Significant was the statement made by Chinese Foreign Minister Wang Yi before the meeting between Xi Jinping and Donald Trump. He warned that "a multipolar world is emerging," urging an end to "the politicization of economic and trade issues, the artificial fragmentation of global markets, and the use of trade wars and tariff battles." "The frequent withdrawal from agreements and the failure to uphold commitments, while blocs and cliques enthusiastically form, have subjected multilateralism to unprecedented challenges," Wang asserted, without naming specific countries but clearly referring to the United States.

During the meeting, President Xi Jinping emphasized, "China and the United States should be partners and friends. This is what history has taught us and what reality demands." The United States' position is demonstrated by the fact that, just minutes before the meeting with Xi Jinping, Trump stated he had ordered the Pentagon to launch nuclear weapons tests "on an equal footing" with China and Russia. In reality, China has not tested nuclear weapons since 1996, and Russia has not tested them since 1990. And although the United States has never ratified the Comprehensive Nuclear-Test-Ban Treaty, which prohibits the detonation of such weapons, past presidents have adhered to the Treaty.

On Truth Social, Trump claimed that Beijing currently ranks third in the world in terms of nuclear weapons, after Russia and the United States, but that "within five years it will be on par with us." Trump fails to mention that China maintained a limited nuclear arsenal for decades, consisting mostly of medium-range defensive weapons unable to reach the United States, and that it began producing long-range nuclear weapons after the United States threateningly deployed nuclear weapons on its border.

At the same time, Trump gave South Korea the green light to build a nuclear-powered submarine capable of carrying nuclear missiles.

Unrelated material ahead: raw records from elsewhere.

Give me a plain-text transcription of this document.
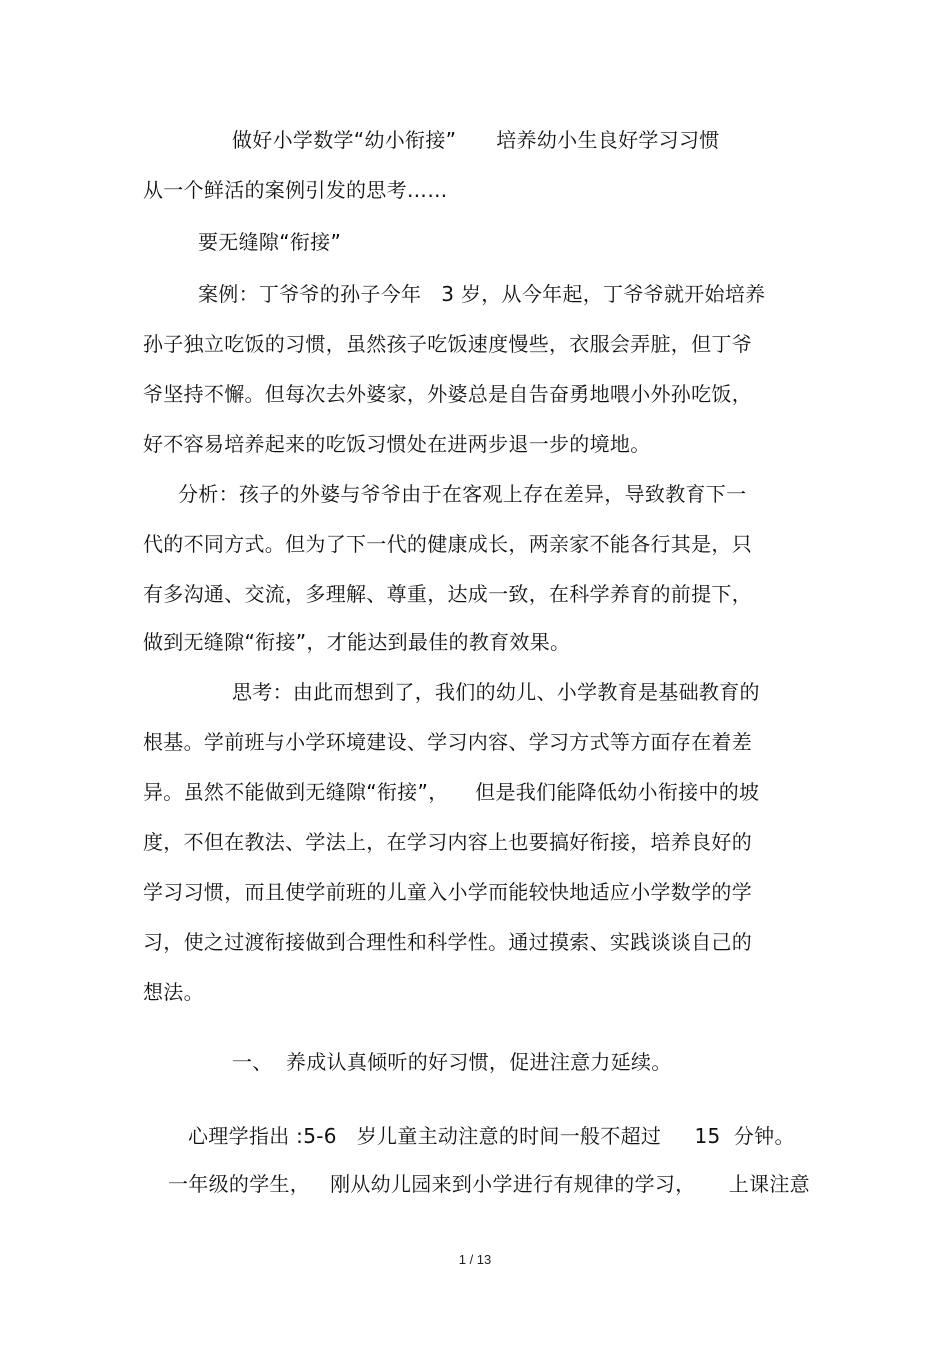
做好小学数学“幼小衔接”      培养幼小生良好学习习惯
从一个鲜活的案例引发的思考……
要无缝隙“衔接”
案例：丁爷爷的孙子今年   3 岁，从今年起，丁爷爷就开始培养
孙子独立吃饭的习惯，虽然孩子吃饭速度慢些，衣服会弄脏，但丁爷
爷坚持不懈。但每次去外婆家，外婆总是自告奋勇地喂小外孙吃饭，
好不容易培养起来的吃饭习惯处在进两步退一步的境地。
分析：孩子的外婆与爷爷由于在客观上存在差异，导致教育下一
代的不同方式。但为了下一代的健康成长，两亲家不能各行其是，只
有多沟通、交流，多理解、尊重，达成一致，在科学养育的前提下，
做到无缝隙“衔接”，才能达到最佳的教育效果。
思考：由此而想到了，我们的幼儿、小学教育是基础教育的
根基。学前班与小学环境建设、学习内容、学习方式等方面存在着差
异。虽然不能做到无缝隙“衔接”，    但是我们能降低幼小衔接中的坡
度，不但在教法、学法上，在学习内容上也要搞好衔接，培养良好的
学习习惯，而且使学前班的儿童入小学而能较快地适应小学数学的学
习，使之过渡衔接做到合理性和科学性。通过摸索、实践谈谈自己的
想法。
一、  养成认真倾听的好习惯，促进注意力延续。
心理学指出 :5-6   岁儿童主动注意的时间一般不超过     15  分钟。
一年级的学生，   刚从幼儿园来到小学进行有规律的学习，     上课注意
1 / 13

The submarine will be built in the United States at a shipyard purchased by a South Korean company in 2024. Australia, too, through the AUKUS agreement with the United States and Great Britain, will be able to acquire nuclear-capable attack submarines clearly aimed at China and Russia. In Europe, Ukraine is receiving, via NATO under US command, weapons with increasingly long ranges capable of striking targets deep inside Russian territory. Soon, weapons of this type could be manufactured directly in Ukraine through "joint production" agreements with NATO defense industries. Ukraine could thus possess weapons with dual conventional and nuclear capabilities directed against Russia.

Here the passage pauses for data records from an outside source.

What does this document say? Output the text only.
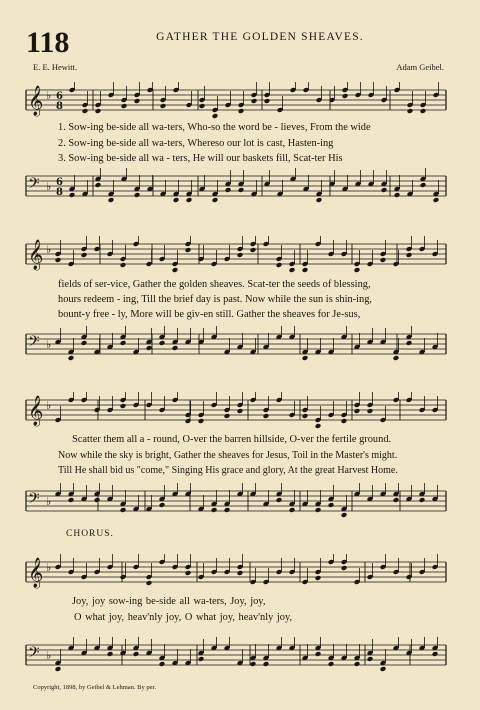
118	GATHER THE GOLDEN SHEAVES.
E. E. Hewitt.	Adam Geibel.
𝄞 ♭ 6
8
1. Sow-ing be-side all wa-ters, Who-so the word be - lieves, From the wide
2. Sow-ing be-side all wa-ters, Whereso our lot is cast, Hasten-ing
3. Sow-ing be-side all wa - ters, He will our baskets fill, Scat-ter His
𝄢 ♭ 6
8
𝄞 ♭
fields of ser-vice, Gather the golden sheaves. Scat-ter the seeds of blessing,
hours redeem - ing, Till the brief day is past. Now while the sun is shin-ing,
bount-y free - ly, More will be giv-en still. Gather the sheaves for Je-sus,
𝄢 ♭
𝄞 ♭
Scatter them all a - round, O-ver the barren hillside, O-ver the fertile ground.
Now while the sky is bright, Gather the sheaves for Jesus, Toil in the Master's might.
Till He shall bid us "come," Singing His grace and glory, At the great Harvest Home.
𝄢 ♭
CHORUS.
𝄞 ♭
Joy, joy sow-ing be-side all wa-ters, Joy, joy,
O what joy, heav'nly joy, O what joy, heav'nly joy,
𝄢 ♭
Copyright, 1898, by Geibel & Lehman. By per.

It should come as no surprise that, in such a situation, Russia is producing and testing newly designed nuclear delivery systems: the Burevestnik nuclear-powered cruise missile, capable of striking heavily fortified targets at any distance, and the Poseidon nuclear-powered underwater vehicle, capable of autonomously reaching enemy shores and triggering a radioactive tsunami with the underwater detonation of a high-yield nuclear warhead. A weapon analogous to the Russian Poseidon is likely also being developed by China.